Two things. Most interactions reported would in scientific terms show up neurologically.
Not really, unless you are only focussing on humans/living things. There are plenty of interactions - e.g. gravity, light, spins etc that would result in interactions that aren't anything to do with neurology, although scientists, as smart people, might interpret those interactions neurologically. But those interactions would still occur regardless of any observation by humans or any other living thing.
One thing about the necessary entity though is that being non contingent means being a law unto itself ...

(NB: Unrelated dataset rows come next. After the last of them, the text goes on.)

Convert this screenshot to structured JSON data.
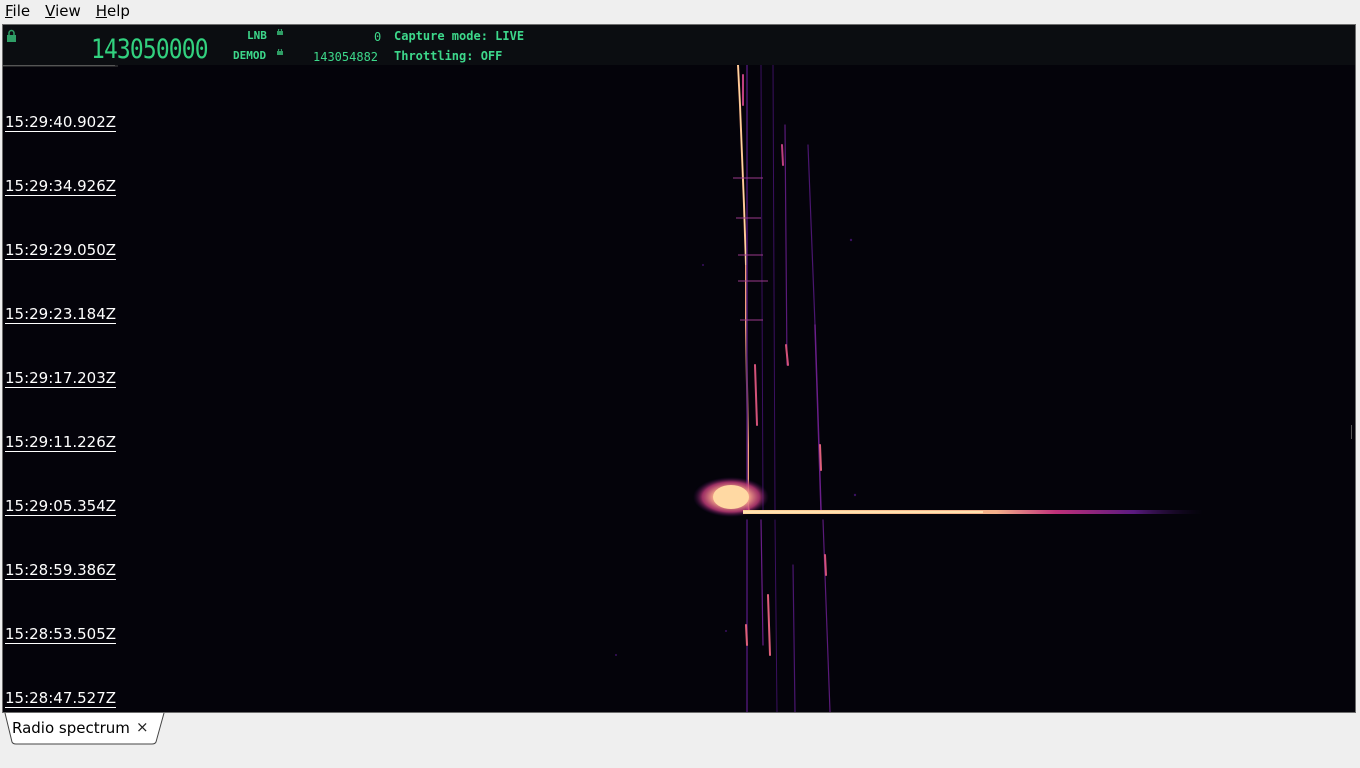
{
  "menu": {
    "file": "File",
    "view": "View",
    "help": "Help"
  },
  "header": {
    "frequency_display": "143050000",
    "lnb_label": "LNB",
    "lnb_value": "0",
    "demod_label": "DEMOD",
    "demod_value": "143054882",
    "capture_mode": "Capture mode: LIVE",
    "throttling": "Throttling: OFF"
  },
  "timestamps": [
    "15:29:40.902Z",
    "15:29:34.926Z",
    "15:29:29.050Z",
    "15:29:23.184Z",
    "15:29:17.203Z",
    "15:29:11.226Z",
    "15:29:05.354Z",
    "15:28:59.386Z",
    "15:28:53.505Z",
    "15:28:47.527Z"
  ],
  "tab": {
    "label": "Radio spectrum",
    "close": "×"
  },
  "colors": {
    "accent_green": "#3dd88b",
    "waterfall_bg": "#04030a",
    "signal_hot": "#ffd49a",
    "signal_warm": "#e05a7a",
    "signal_cool": "#6a1e8a"
  }
}
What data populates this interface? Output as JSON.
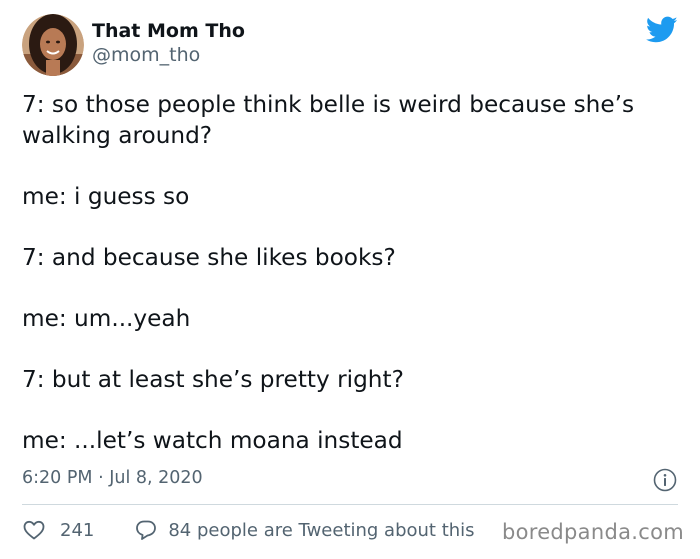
{
  "author": {
    "display_name": "That Mom Tho",
    "handle": "@mom_tho"
  },
  "tweet": {
    "lines": [
      "7: so those people think belle is weird because she’s walking around?",
      "me: i guess so",
      "7: and because she likes books?",
      "me: um...yeah",
      "7: but at least she’s pretty right?",
      "me: ...let’s watch moana instead"
    ],
    "timestamp": "6:20 PM · Jul 8, 2020"
  },
  "actions": {
    "like_count": "241",
    "conversation_label": "84 people are Tweeting about this"
  },
  "watermark": "boredpanda.com",
  "icons": {
    "brand": "twitter-bird-icon",
    "info": "info-icon",
    "like": "heart-icon",
    "reply": "comment-bubble-icon"
  },
  "colors": {
    "twitter_blue": "#1d9bf0",
    "text_primary": "#0f1419",
    "text_secondary": "#536471",
    "divider": "#cfd9de",
    "watermark": "#8a8a8a"
  }
}
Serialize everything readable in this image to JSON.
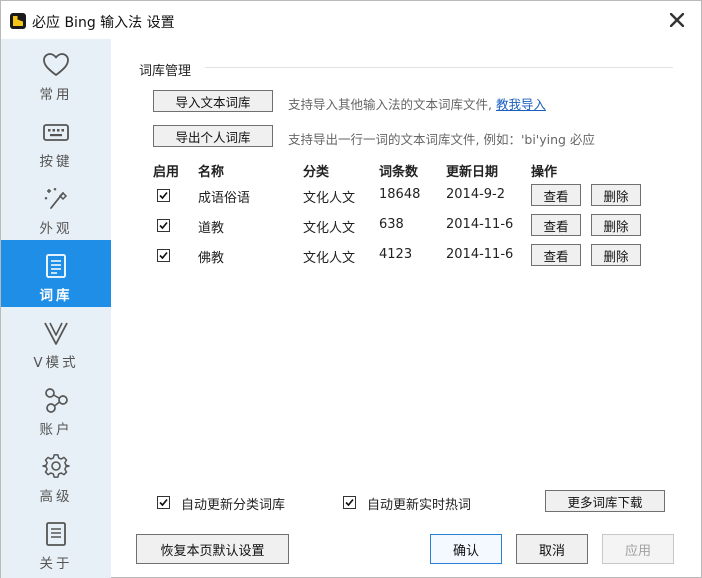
{
  "window": {
    "title": "必应 Bing 输入法 设置"
  },
  "sidebar": {
    "items": [
      {
        "label": "常用",
        "icon": "heart-icon",
        "active": false
      },
      {
        "label": "按键",
        "icon": "keyboard-icon",
        "active": false
      },
      {
        "label": "外观",
        "icon": "magic-wand-icon",
        "active": false
      },
      {
        "label": "词库",
        "icon": "document-list-icon",
        "active": true
      },
      {
        "label": "V模式",
        "icon": "v-mode-icon",
        "active": false
      },
      {
        "label": "账户",
        "icon": "share-nodes-icon",
        "active": false
      },
      {
        "label": "高级",
        "icon": "gear-icon",
        "active": false
      },
      {
        "label": "关于",
        "icon": "info-document-icon",
        "active": false
      }
    ]
  },
  "dict": {
    "section_title": "词库管理",
    "import_button": "导入文本词库",
    "import_hint": "支持导入其他输入法的文本词库文件,",
    "import_link": "教我导入",
    "export_button": "导出个人词库",
    "export_hint": "支持导出一行一词的文本词库文件, 例如：'bi'ying 必应",
    "columns": {
      "enabled": "启用",
      "name": "名称",
      "category": "分类",
      "count": "词条数",
      "updated": "更新日期",
      "actions": "操作"
    },
    "rows": [
      {
        "enabled": true,
        "name": "成语俗语",
        "category": "文化人文",
        "count": "18648",
        "updated": "2014-9-2",
        "view": "查看",
        "delete": "删除"
      },
      {
        "enabled": true,
        "name": "道教",
        "category": "文化人文",
        "count": "638",
        "updated": "2014-11-6",
        "view": "查看",
        "delete": "删除"
      },
      {
        "enabled": true,
        "name": "佛教",
        "category": "文化人文",
        "count": "4123",
        "updated": "2014-11-6",
        "view": "查看",
        "delete": "删除"
      }
    ],
    "auto_update_category": {
      "label": "自动更新分类词库",
      "checked": true
    },
    "auto_update_hot": {
      "label": "自动更新实时热词",
      "checked": true
    },
    "more_download": "更多词库下载"
  },
  "footer": {
    "restore_defaults": "恢复本页默认设置",
    "ok": "确认",
    "cancel": "取消",
    "apply": "应用"
  },
  "colors": {
    "sidebar_bg": "#e7f0f6",
    "active_bg": "#1f8ee6",
    "link": "#1a5fbf"
  }
}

I don't think that is true at all. A necessary entity is one that is required to exist for other things to exist, in other words not contingent on another entity. That doesn't mean it is a law unto itself, still less that it somehow operates outside the rules that govern contingent entities. All it means is that contingent entities cannot exist/happen without it.
... so I still doubt how penetrable it is to science.
Of course it can - it may in itself be direct observable by science, or indirectly observed via its effects on contingent entities.
Which I believe relies somewhat on the repeatable.
Why wouldn't a necessary entity be consistent with repeatability - I would have thought that of all entities the most fundamental, the most required, the most necessary, will also be the most reproducible.
Secondly I wonder generally how the necessary entity fits into the laboratory or even field of study.
I do appreciate though your points.
Science constantly deals with identifying necessary and contingent elements in networks, pathways and systems (clearly on a more limited scale than universal) - so the standard approach is to remove elements and determine whether effects remain - if they do then the element you have remove isn't necessary, but may be contingent. If on the other hand removal means all further effects are abolished then this is necessary. Studies do this all the time, for example in medical research - knock out the action of a gene and look at downstream pathways.
The same approach can be applied more universally, albeit in a more theoretical manner as you can't easily knock-out an element of the big bang experimentally in the manner that you might with a gene. You can however, still conduct experimental studies, for example Hadron collider experiments aimed at identifying very short lived particle generation in conditions that may mimic those earliest event in the universe. Through these methods we can determine the inter-relationship between entities and elements and determine which may clearly be dependent on others and some which might be candidates for necessary entities.